Video content categorization using the double decomposition

  • Authors:
  • Youtian Du;Feng Chen;Wenli Xu;Xueming Qian

  • Affiliations:
  • Ministry of Education Key Lab for Intelligent Networks and Network Security, Xi'an Jiaotong University, Xi'an, China 710049;Department of Automation, Tsinghua University, Beijing, China 100084;Department of Automation, Tsinghua University, Beijing, China 100084;School of Electronic and Information Engineering, Xi'an Jiaotong University, Xi'an, China 710049

  • Venue:
  • Multimedia Tools and Applications
  • Year:
  • 2013

Quantified Score

Hi-index 0.00

Visualization

Abstract

Video contents contain complex structures due to the variety of the components and events involved. For example, surveillance videos often record multi-object interactions and consist of various scales of motion detail; Web videos are composed of multimodal cues, and each cue generally consists of a variety of scales of information.
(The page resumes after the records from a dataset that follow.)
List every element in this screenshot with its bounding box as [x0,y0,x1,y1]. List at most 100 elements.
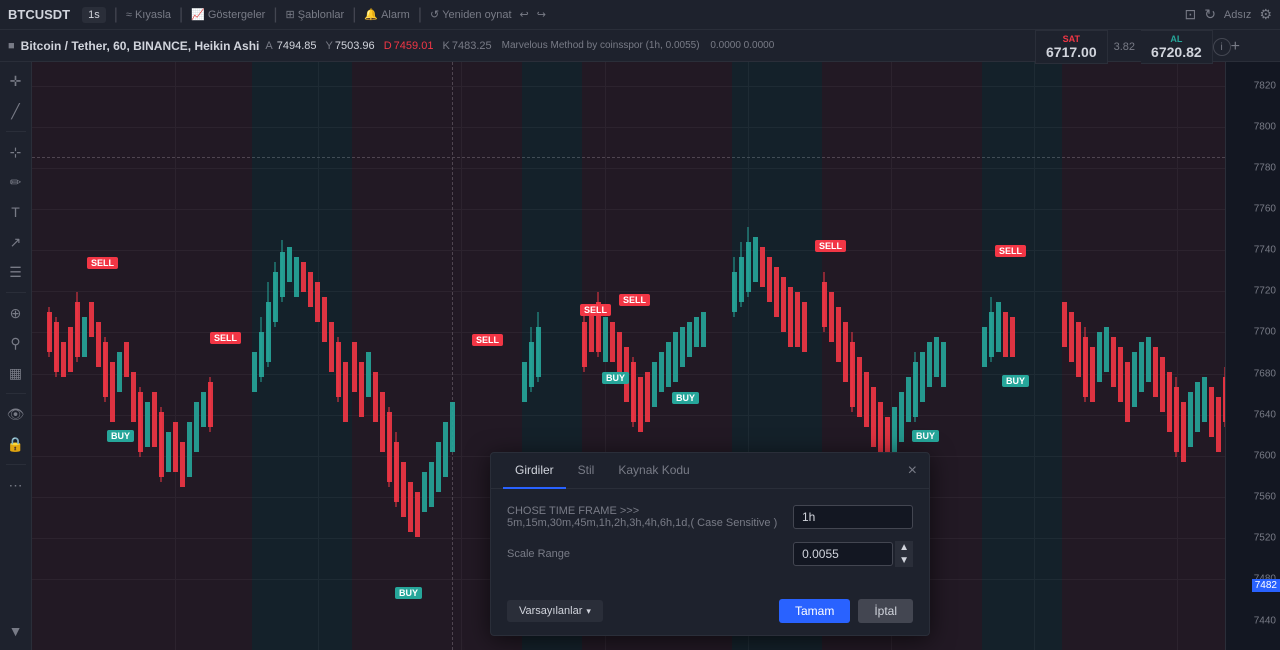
sync-button[interactable]: ↻ [1204,6,1216,23]
eye-tool[interactable]: 👁 [3,401,29,427]
scale-range-field-row: Scale Range ▲ ▼ [507,541,913,567]
price-label-10: 7600 [1254,450,1276,461]
sell-signal-3: SELL [472,334,503,346]
separator-4: | [352,6,356,24]
left-toolbar: ✛ ╱ ⊹ ✏ T ↗ ☰ ⊕ ⚲ ▦ 👁 🔒 ⋯ ▼ [0,62,32,650]
defaults-arrow-icon: ▾ [586,606,591,617]
undo-button[interactable]: ↩ [520,8,529,21]
timeframe-input[interactable] [793,505,913,529]
replay-icon: ↺ [430,8,439,21]
k-value: 7483.25 [452,40,492,52]
ok-button[interactable]: Tamam [779,599,850,623]
sell-signal-2: SELL [210,332,241,344]
tab-girdiler[interactable]: Girdiler [503,453,566,489]
templates-button[interactable]: ⊞ Şablonlar [286,8,345,21]
buy-signal-3: BUY [672,392,699,404]
top-bar: BTCUSDT 1s | ≈ Kıyasla | 📈 Göstergeler |… [0,0,1280,30]
info-button[interactable]: i [1213,38,1231,56]
magnet-tool[interactable]: ⚲ [3,330,29,356]
ind-vals: 0.0000 0.0000 [710,40,774,51]
sell-signal-1: SELL [87,257,118,269]
sell-signal-5: SELL [619,294,650,306]
price-label-8: 7680 [1254,368,1276,379]
chart-type-icon: ■ [8,40,15,52]
replay-button[interactable]: ↺ Yeniden oynat [430,8,512,21]
interval-button[interactable]: 1s [82,7,106,23]
timeframe-field-row: CHOSE TIME FRAME >>> 5m,15m,30m,45m,1h,2… [507,505,913,529]
zoom-tool[interactable]: ⊕ [3,300,29,326]
alarm-icon: 🔔 [364,8,378,21]
price-label-7: 7700 [1254,327,1276,338]
separator-3: | [273,6,277,24]
tab-stil[interactable]: Stil [566,453,607,489]
undo-icon: ↩ [520,8,529,21]
more-tools[interactable]: ⋯ [3,472,29,498]
indicators-button[interactable]: 📈 Göstergeler [191,8,265,21]
text-tool[interactable]: T [3,199,29,225]
chart-pair-label: Bitcoin / Tether, 60, BINANCE, Heikin As… [21,39,260,53]
scale-range-spinner: ▲ ▼ [793,541,913,567]
plus-button[interactable]: + [1231,38,1240,56]
scale-range-input[interactable] [793,542,893,566]
price-label-2: 7800 [1254,121,1276,132]
redo-button[interactable]: ↪ [537,8,546,21]
price-label-11: 7560 [1254,492,1276,503]
settings-dialog: Girdiler Stil Kaynak Kodu × CHOSE TIME F… [490,452,930,636]
down-arrow-tool[interactable]: ▼ [3,618,29,644]
al-box: AL 6720.82 [1141,30,1213,64]
sell-signal-4: SELL [580,304,611,316]
indicator-name: Marvelous Method by coinsspor [502,40,643,51]
line-tool[interactable]: ╱ [3,98,29,124]
chart-icon: 📈 [191,8,205,21]
toolbar-separator-1 [6,131,26,132]
topbar-right: ⊡ ↻ Adsız ⚙ [1184,6,1272,23]
dialog-body: CHOSE TIME FRAME >>> 5m,15m,30m,45m,1h,2… [491,489,929,591]
fullscreen-button[interactable]: ⊡ [1184,6,1196,23]
cancel-button[interactable]: İptal [858,599,913,623]
tab-kaynak-kodu[interactable]: Kaynak Kodu [606,453,701,489]
right-price-axis: 7820 7800 7780 7760 7740 7720 7700 7680 … [1225,62,1280,650]
buy-signal-6: BUY [395,587,422,599]
buy-signal-5: BUY [912,430,939,442]
scale-range-label: Scale Range [507,548,793,560]
dialog-footer: Varsayılanlar ▾ Tamam İptal [491,591,929,635]
brush-tool[interactable]: ✏ [3,169,29,195]
toolbar-separator-4 [6,464,26,465]
sell-signal-7: SELL [995,245,1026,257]
measure-tool[interactable]: ☰ [3,259,29,285]
spinner-buttons: ▲ ▼ [895,541,913,567]
sat-box: SAT 6717.00 [1035,30,1108,64]
lock-tool[interactable]: 🔒 [3,431,29,457]
toolbar-separator-3 [6,393,26,394]
compare-button[interactable]: ≈ Kıyasla [126,9,171,21]
buy-signal-1: BUY [107,430,134,442]
crosshair-tool[interactable]: ✛ [3,68,29,94]
al-label: AL [1170,34,1182,44]
current-price-label: 7482 [1252,579,1280,592]
separator-5: | [418,6,422,24]
alarm-button[interactable]: 🔔 Alarm [364,8,409,21]
price-label-12: 7520 [1254,533,1276,544]
ohlc-values: A7494.85 Y7503.96 D7459.01 K7483.25 [265,40,495,52]
defaults-button[interactable]: Varsayılanlar ▾ [507,600,603,622]
separator-1: | [114,6,118,24]
pattern-tool[interactable]: ▦ [3,360,29,386]
templates-icon: ⊞ [286,8,295,21]
dialog-close-button[interactable]: × [908,462,917,480]
arrow-tool[interactable]: ↗ [3,229,29,255]
price-widget: SAT 6717.00 3.82 AL 6720.82 i + [1035,30,1240,64]
main-layout: ✛ ╱ ⊹ ✏ T ↗ ☰ ⊕ ⚲ ▦ 👁 🔒 ⋯ ▼ [0,62,1280,650]
price-label-9: 7640 [1254,409,1276,420]
settings-button[interactable]: ⚙ [1259,6,1272,23]
redo-icon: ↪ [537,8,546,21]
fib-tool[interactable]: ⊹ [3,139,29,165]
spinner-down-button[interactable]: ▼ [895,554,913,567]
y-label: Y [326,40,333,52]
account-button[interactable]: Adsız [1224,9,1252,21]
buy-signal-2: BUY [602,372,629,384]
spinner-up-button[interactable]: ▲ [895,541,913,554]
price-label-6: 7720 [1254,286,1276,297]
a-value: 7494.85 [277,40,317,52]
sell-signal-6: SELL [815,240,846,252]
d-value: 7459.01 [394,40,434,52]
Generally, video contents comprise two types of the combination of the inherent structures: multi-modality/multi-scale and multi-object /multi-scale. Therefore, in this paper, we propose a new framework for video content modeling, under which video contents are decomposed into multiple interacting processes by double decomposition that aims at each type of combination of structures. To model the resulting processes, we propose a method named double-decomposed hidden Markov models (DDHMMs). DDHMMs contain multiple state chains that correspond to the interacting processes. To make the switching frequency of states in each chain consistent with the scale of the corresponding process, a durational state variable is introduced in DDHMMs. The proposed method performs well in modeling the relations among the interacting processes and the dynamics of each. We discuss the appropriate features under the proposed framework and evaluate DDHMMs in two applications, human motion recognition and web video categorization. The experimental results demonstrate that the double decomposition enhances video categorization performance in both cases.